The benefits extended beyond simply delaying or preventing the disease; abatacept also reduced the severity of symptoms. Patients receiving the experimental drug reported less intense joint attacks. Additionally, they were more than twice as likely to experience no more than one attack over a 12-month period compared to those taking hydroxychloroquine. This aligns with a growing body of research suggesting that intervening early in the 'pre-clinical' phase of rheumatoid arthritis—before permanent joint damage occurs—can fundamentally alter the disease's course.

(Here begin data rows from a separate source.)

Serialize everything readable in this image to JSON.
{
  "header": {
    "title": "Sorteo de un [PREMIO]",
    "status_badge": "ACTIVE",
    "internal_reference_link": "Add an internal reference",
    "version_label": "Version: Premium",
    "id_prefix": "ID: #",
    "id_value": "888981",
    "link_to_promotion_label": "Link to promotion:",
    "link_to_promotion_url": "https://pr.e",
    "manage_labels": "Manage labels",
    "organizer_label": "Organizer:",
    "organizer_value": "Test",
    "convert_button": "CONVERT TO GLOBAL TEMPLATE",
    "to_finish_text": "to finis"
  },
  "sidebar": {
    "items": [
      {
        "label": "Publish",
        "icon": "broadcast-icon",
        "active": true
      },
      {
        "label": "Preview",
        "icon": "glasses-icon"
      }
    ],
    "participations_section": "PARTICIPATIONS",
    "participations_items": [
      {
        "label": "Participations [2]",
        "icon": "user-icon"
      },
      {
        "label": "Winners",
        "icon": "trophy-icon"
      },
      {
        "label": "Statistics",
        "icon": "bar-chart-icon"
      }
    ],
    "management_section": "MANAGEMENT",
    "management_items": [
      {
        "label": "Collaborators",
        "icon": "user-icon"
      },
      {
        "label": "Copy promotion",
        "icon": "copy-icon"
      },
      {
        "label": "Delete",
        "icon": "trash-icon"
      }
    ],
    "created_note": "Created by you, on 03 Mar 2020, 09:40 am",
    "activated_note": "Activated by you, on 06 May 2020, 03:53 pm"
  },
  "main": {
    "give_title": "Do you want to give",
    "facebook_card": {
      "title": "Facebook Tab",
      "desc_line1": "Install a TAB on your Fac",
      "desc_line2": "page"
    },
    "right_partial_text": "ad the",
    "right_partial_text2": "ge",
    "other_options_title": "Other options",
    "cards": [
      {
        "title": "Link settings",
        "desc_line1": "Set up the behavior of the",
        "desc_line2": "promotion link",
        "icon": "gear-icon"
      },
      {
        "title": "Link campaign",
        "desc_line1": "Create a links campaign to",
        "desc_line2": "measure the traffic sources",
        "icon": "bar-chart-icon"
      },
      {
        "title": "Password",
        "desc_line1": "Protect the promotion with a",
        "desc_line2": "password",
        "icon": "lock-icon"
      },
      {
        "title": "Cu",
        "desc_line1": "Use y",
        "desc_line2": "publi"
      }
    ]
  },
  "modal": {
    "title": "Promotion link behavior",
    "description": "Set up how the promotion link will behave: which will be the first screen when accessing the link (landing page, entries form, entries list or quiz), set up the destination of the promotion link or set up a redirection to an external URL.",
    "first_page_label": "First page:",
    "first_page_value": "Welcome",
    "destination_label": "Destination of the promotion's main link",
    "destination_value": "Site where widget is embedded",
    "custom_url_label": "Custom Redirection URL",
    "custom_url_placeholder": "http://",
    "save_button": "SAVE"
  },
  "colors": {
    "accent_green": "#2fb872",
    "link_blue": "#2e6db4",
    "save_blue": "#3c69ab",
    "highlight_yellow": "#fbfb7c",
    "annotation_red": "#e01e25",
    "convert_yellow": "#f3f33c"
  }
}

The trial, published in *Nature Medicine*, was a randomized study involving 14 rheumatology centers in Spain. Researchers enrolled 73 adults who had been diagnosed with palindromic rheumatism for between three months and three years and who tested positive for two key antibodies, RF and ACPA, which signal a high risk of developing rheumatoid arthritis. Participants were randomly assigned to receive either the injectable drug abatacept weekly for the first year and every two weeks for the second year, or hydroxychloroquine in pill form daily for the full two years.

Throughout the study, patients were checked every three months. The primary objective was to determine how many developed rheumatoid arthritis over the two-year period. Researchers also monitored the frequency, severity, and duration of joint attacks, the number of patients achieving remission, and any side effects. Blood samples were analyzed to track changes in autoantibody levels.

Both drugs were generally well-tolerated, with no deaths recorded and only one patient discontinuing abatacept due to mild side effects. Over the two-year period, just 20.6 percent of patients treated with abatacept developed rheumatoid arthritis, compared to 50 percent of those taking hydroxychloroquine. This represents a 29.4 percent absolute risk reduction. These results remained consistent whether dropouts were counted as failures in the primary analysis or when analyzing only those who completed the trial.

Living with palindromic rheumatism became much more manageable for patients taking abatacept. Those on the drug experienced milder attacks and achieved remission at a rate more than double that of others.

Fifty-six percent of people on abatacept faced no more than one flare-up throughout the year. This group either had zero attacks or just a single episode during that time.

In contrast, only 23 percent of those taking hydroxychloroquine reported similar stability. Seventy-seven percent of the hydroxychloroquine group suffered more than one flare-up during the same period.

Researchers now conduct a five-year follow-up of these trial participants. This study aims to determine if abatacept's protective effects endure after patients stop the treatment.

These new findings mirror earlier research results. Two previous trials showed that abatacept could delay or prevent rheumatoid arthritis in high-risk individuals.

In one earlier study, just six percent of abatacept patients developed rheumatoid arthritis within the first year. That number jumped to 29 percent among those receiving a placebo.

Another trial found that only eight percent on abatacept developed the disease over six months. Conversely, 35 percent of the placebo group developed rheumatoid arthritis in that timeframe.

However, those earlier studies showed a troubling rebound once treatment ended. In this new trial, patients remained on abatacept for two full years. The results suggest that extended use keeps rheumatoid arthritis at bay for a longer duration.